To address these concerns, DATCOs can employ these strategies:
- Retain some operational business: Many a high-profile DATCO has an operating segment alongside its treasury. Strategy still runs an enterprise software business, for example, albeit one now dwarfed by its Bitcoin holdings in terms of the value of its assets. This enables Strategy to assert correctly that it is an operating company, not an investment company. This is analogous to how some companies in the past maintained a small operating business so as to avoid being deemed an investment trust.
- Rely on Rule 3a-2 for Transient Status: In case a company finds itself over the 40% threshold temporarily, the Investment Company Act does provide a one-year safe harbor under Rule 3a-2 for transient investment companies, allowing them a grace period within which to return to compliance. A company could invoke this rule if, for example, a spike in the market price of its treasury holdings that are securities (including crypto assets that are securities) suddenly drives the value of those holdings above 40% of its total assets. In such a case, it then has a year to rebalance or change its business mix.

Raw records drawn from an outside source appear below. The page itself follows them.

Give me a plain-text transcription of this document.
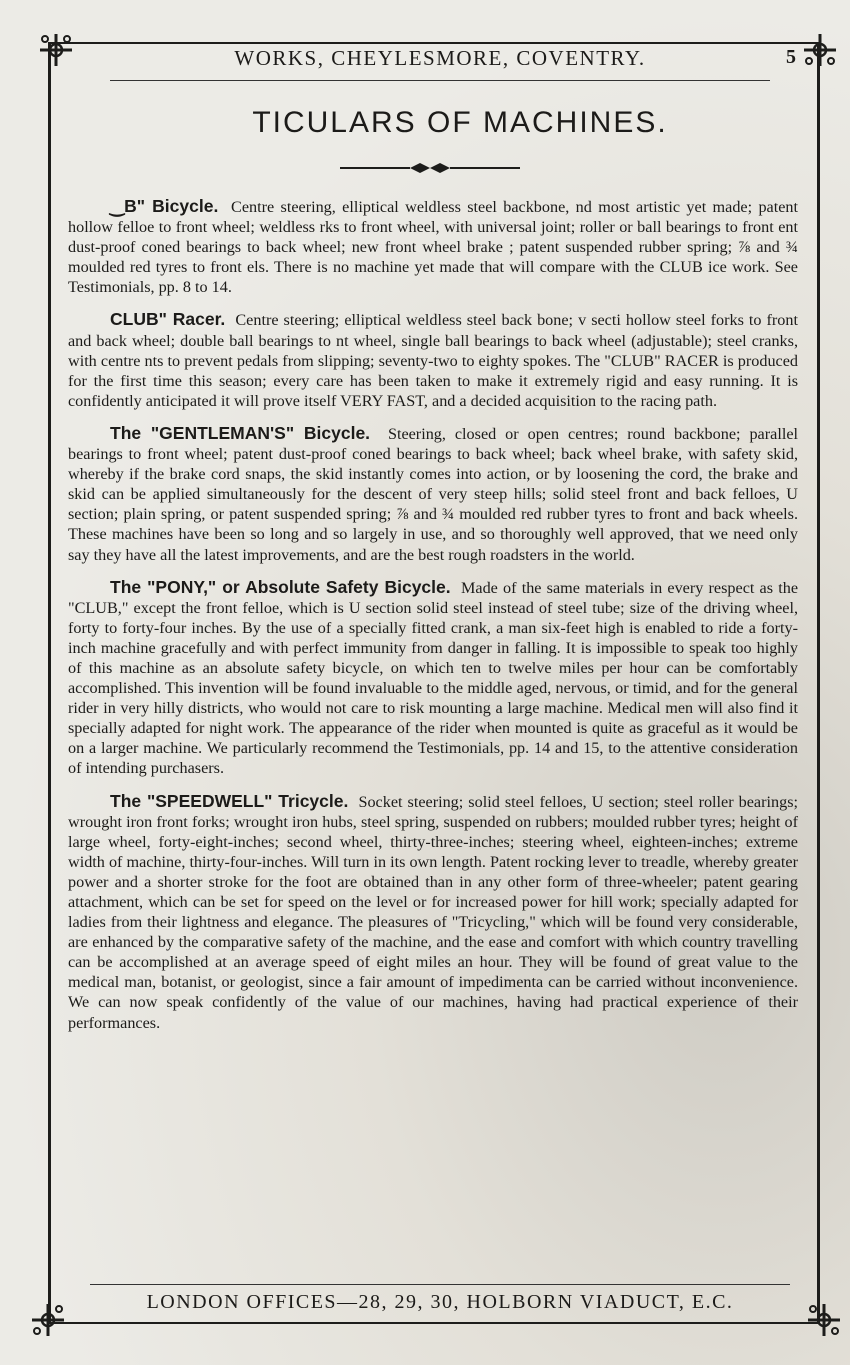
WORKS, CHEYLESMORE, COVENTRY.	5
TICULARS OF MACHINES.

‿B" Bicycle. Centre steering, elliptical weldless steel backbone, nd most artistic yet made; patent hollow felloe to front wheel; weldless rks to front wheel, with universal joint; roller or ball bearings to front ent dust-proof coned bearings to back wheel; new front wheel brake ; patent suspended rubber spring; ⅞ and ¾ moulded red tyres to front els. There is no machine yet made that will compare with the CLUB ice work. See Testimonials, pp. 8 to 14.

CLUB" Racer. Centre steering; elliptical weldless steel back bone; v secti hollow steel forks to front and back wheel; double ball bearings to nt wheel, single ball bearings to back wheel (adjustable); steel cranks, with centre nts to prevent pedals from slipping; seventy-two to eighty spokes. The "CLUB" RACER is produced for the first time this season; every care has been taken to make it extremely rigid and easy running. It is confidently anticipated it will prove itself VERY FAST, and a decided acquisition to the racing path.

The "GENTLEMAN'S" Bicycle. Steering, closed or open centres; round backbone; parallel bearings to front wheel; patent dust-proof coned bearings to back wheel; back wheel brake, with safety skid, whereby if the brake cord snaps, the skid instantly comes into action, or by loosening the cord, the brake and skid can be applied simultaneously for the descent of very steep hills; solid steel front and back felloes, U section; plain spring, or patent suspended spring; ⅞ and ¾ moulded red rubber tyres to front and back wheels. These machines have been so long and so largely in use, and so thoroughly well approved, that we need only say they have all the latest improvements, and are the best rough roadsters in the world.

The "PONY," or Absolute Safety Bicycle. Made of the same materials in every respect as the "CLUB," except the front felloe, which is U section solid steel instead of steel tube; size of the driving wheel, forty to forty-four inches. By the use of a specially fitted crank, a man six-feet high is enabled to ride a forty-inch machine gracefully and with perfect immunity from danger in falling. It is impossible to speak too highly of this machine as an absolute safety bicycle, on which ten to twelve miles per hour can be comfortably accomplished. This invention will be found invaluable to the middle aged, nervous, or timid, and for the general rider in very hilly districts, who would not care to risk mounting a large machine. Medical men will also find it specially adapted for night work. The appearance of the rider when mounted is quite as graceful as it would be on a larger machine. We particularly recommend the Testimonials, pp. 14 and 15, to the attentive consideration of intending purchasers.

The "SPEEDWELL" Tricycle. Socket steering; solid steel felloes, U section; steel roller bearings; wrought iron front forks; wrought iron hubs, steel spring, suspended on rubbers; moulded rubber tyres; height of large wheel, forty-eight-inches; second wheel, thirty-three-inches; steering wheel, eighteen-inches; extreme width of machine, thirty-four-inches. Will turn in its own length. Patent rocking lever to treadle, whereby greater power and a shorter stroke for the foot are obtained than in any other form of three-wheeler; patent gearing attachment, which can be set for speed on the level or for increased power for hill work; specially adapted for ladies from their lightness and elegance. The pleasures of "Tricycling," which will be found very considerable, are enhanced by the comparative safety of the machine, and the ease and comfort with which country travelling can be accomplished at an average speed of eight miles an hour. They will be found of great value to the medical man, botanist, or geologist, since a fair amount of impedimenta can be carried without inconvenience. We can now speak confidently of the value of our machines, having had practical experience of their performances.

LONDON OFFICES—28, 29, 30, HOLBORN VIADUCT, E.C.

- Pursue an Exemption or No-Action Relief: In theory, a company could seek SEC exemptive relief to operate as a hybrid special-purpose vehicle. This would be a complex and novel application. To date, no public DATCO has gone this route. But the Atkins SEC is open for business and we expect applications for novel arrangements to be made. They would entail conditions akin to an ETF, like secure custody, independent directors, limits on leverage, etc.
- Own Digital Assets That Are Highly Likely to Be Correctly Classified as Non-Security Commodities: There are thousands of digital assets. We have studied and expressed legal conclusions about nearly 100 of them. Some are securities. Others are not. Many are somewhere in-between. That determination is fact-intensive, and the result can vary over time. A DATCO with savvy management will only invest in digital assets in which it has a high level of confidence that less than 40% of the total assets of the company are securities (crypto assets or otherwise). Expert legal counsel can help management make that determination.
The CLARITY Act that is pending in the Senate will, if and when enacted, help clarify which digital assets are, and which are not, securities. Until then, and even afterward, DATCOs will need to be structured and operated within the bounds of existing case law, authoritative interpretations and regulatory guidance.
The content of this article is intended to provide a general guide to the subject matter. Specialist advice should be sought about your specific circumstances.